Une théorie du complot antisémite, récemment relayée sur les réseaux sociaux, prétend que le mot « hanta » signifierait « arnaque », « fraude » ou « absurdité » en « jargon hébraïque ». Cette affirmation, totalement infondée, suggère que le hantavirus – une maladie documentée depuis des décennies – serait une supercherie orchestrée par le gouvernement israélien ou d’autres groupes juifs.

Pourtant, cette théorie repose sur des bases linguistiques erronées. Le terme « hantavirus » tire son origine du fleuve Hantaan, en Corée, où le virus a été identifié pour la première fois. Cette maladie, transmise principalement par contact avec des rongeurs infectés ou leurs sécrétions, n’a rien de nouveau : elle a été isolée dès 1978 et cultivée en laboratoire dès 1981. Aux États-Unis, notamment au Nouveau-Mexique, des cas sont signalés chaque année. En 2023, Betsy Arakawa, épouse de l’acteur Gene Hackman, en est décédée.

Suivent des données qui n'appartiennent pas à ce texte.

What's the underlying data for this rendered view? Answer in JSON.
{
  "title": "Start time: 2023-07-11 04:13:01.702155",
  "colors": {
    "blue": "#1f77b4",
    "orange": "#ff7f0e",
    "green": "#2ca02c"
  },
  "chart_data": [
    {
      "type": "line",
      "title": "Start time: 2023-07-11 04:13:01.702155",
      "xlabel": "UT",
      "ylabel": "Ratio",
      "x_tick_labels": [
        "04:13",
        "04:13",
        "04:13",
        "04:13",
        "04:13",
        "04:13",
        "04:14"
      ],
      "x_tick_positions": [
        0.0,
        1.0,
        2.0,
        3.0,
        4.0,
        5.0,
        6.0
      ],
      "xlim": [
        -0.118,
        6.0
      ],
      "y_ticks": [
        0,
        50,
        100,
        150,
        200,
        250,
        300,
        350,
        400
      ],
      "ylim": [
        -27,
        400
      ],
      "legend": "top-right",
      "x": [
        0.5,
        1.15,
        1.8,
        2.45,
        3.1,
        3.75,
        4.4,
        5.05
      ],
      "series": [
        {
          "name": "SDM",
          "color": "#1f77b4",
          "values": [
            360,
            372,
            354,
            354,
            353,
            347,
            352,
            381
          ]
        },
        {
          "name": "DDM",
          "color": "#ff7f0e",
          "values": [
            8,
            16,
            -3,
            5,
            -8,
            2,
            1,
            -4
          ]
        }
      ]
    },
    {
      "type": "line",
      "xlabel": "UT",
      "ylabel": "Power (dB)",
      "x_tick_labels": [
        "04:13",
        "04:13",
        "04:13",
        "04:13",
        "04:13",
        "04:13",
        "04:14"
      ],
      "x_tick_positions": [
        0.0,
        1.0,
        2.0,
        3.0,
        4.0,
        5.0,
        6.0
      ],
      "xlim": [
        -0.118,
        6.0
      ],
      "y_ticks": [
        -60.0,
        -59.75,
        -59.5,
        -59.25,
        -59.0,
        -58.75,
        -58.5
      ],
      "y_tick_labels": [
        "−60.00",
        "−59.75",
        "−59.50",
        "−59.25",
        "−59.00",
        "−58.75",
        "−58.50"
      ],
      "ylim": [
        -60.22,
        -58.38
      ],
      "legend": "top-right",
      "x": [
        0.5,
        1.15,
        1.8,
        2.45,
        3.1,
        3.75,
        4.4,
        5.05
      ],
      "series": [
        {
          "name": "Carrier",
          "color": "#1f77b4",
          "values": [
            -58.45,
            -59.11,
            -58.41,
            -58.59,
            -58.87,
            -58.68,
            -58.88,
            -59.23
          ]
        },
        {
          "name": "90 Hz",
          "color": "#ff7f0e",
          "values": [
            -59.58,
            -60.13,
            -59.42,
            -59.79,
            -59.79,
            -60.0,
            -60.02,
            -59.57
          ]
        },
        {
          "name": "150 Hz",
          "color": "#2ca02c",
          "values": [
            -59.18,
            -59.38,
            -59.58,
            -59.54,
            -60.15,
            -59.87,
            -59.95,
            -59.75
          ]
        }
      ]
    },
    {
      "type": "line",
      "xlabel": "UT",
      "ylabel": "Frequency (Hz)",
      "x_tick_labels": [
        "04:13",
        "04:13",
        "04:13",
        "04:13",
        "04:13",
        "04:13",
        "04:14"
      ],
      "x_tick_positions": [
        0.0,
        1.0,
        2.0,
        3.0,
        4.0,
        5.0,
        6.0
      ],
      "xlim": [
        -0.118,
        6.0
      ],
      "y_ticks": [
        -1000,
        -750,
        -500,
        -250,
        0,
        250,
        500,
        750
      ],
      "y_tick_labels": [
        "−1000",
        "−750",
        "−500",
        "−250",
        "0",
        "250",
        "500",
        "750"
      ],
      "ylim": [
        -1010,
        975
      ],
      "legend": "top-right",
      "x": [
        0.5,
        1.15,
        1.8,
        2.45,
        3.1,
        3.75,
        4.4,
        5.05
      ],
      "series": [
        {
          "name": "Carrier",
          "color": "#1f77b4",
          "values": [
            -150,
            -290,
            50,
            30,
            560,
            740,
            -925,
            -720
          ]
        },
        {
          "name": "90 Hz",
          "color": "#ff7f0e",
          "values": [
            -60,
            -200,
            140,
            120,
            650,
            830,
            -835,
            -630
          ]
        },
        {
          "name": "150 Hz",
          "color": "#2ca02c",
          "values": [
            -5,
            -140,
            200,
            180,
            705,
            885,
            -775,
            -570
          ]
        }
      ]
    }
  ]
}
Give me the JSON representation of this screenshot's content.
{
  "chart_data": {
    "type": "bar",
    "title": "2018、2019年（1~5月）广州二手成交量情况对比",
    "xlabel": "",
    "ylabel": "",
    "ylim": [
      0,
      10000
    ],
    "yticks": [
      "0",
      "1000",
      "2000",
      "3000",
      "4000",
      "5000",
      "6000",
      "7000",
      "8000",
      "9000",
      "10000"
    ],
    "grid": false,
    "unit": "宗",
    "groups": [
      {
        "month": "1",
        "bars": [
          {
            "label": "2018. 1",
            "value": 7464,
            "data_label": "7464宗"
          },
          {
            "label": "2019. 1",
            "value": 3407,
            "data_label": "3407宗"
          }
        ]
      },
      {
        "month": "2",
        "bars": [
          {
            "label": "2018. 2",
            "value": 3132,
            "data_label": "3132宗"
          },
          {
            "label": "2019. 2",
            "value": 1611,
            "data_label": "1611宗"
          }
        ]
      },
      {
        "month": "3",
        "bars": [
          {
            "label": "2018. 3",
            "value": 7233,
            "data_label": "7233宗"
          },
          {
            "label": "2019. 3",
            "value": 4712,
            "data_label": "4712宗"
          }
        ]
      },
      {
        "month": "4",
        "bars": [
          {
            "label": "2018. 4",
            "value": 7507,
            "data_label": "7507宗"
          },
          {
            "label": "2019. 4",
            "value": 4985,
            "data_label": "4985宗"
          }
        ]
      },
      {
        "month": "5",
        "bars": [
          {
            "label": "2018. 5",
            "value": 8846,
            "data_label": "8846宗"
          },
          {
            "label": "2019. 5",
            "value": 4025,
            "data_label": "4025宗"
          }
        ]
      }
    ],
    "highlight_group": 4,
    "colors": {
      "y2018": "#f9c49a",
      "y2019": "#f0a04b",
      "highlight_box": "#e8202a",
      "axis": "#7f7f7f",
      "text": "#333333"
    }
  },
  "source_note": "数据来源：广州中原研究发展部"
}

Malgré ces faits établis, la rumeur a connu une propagation fulgurante ces deux dernières semaines sur Instagram, Threads, TikTok, X (ex-Twitter) et YouTube. Des publications quasi identiques, partagées par des comptes peu suivis, ont contribué à diffuser cette désinformation. Elles reprennent toutes le même schéma : une question du type « Je me demande ce que signifie *hanta* en hébreu », accompagnée d’une capture d’écran d’une recherche Google ou d’un résumé généré par l’IA.

Les résultats affichés par Google, notamment via sa fonction *AI Overview*, affirment que « en argot hébraïque, *hanta* (חַנְטָה) signifie « absurdité », « mensonge », « arnaque » ou « quelque chose de complètement faux ». » Le même type de résumé apparaît également sur Instagram. Ces affirmations s’appuient sur des sources douteuses, comme une réponse de Grok (le chatbot d’X) ou un fil Reddit désormais supprimé.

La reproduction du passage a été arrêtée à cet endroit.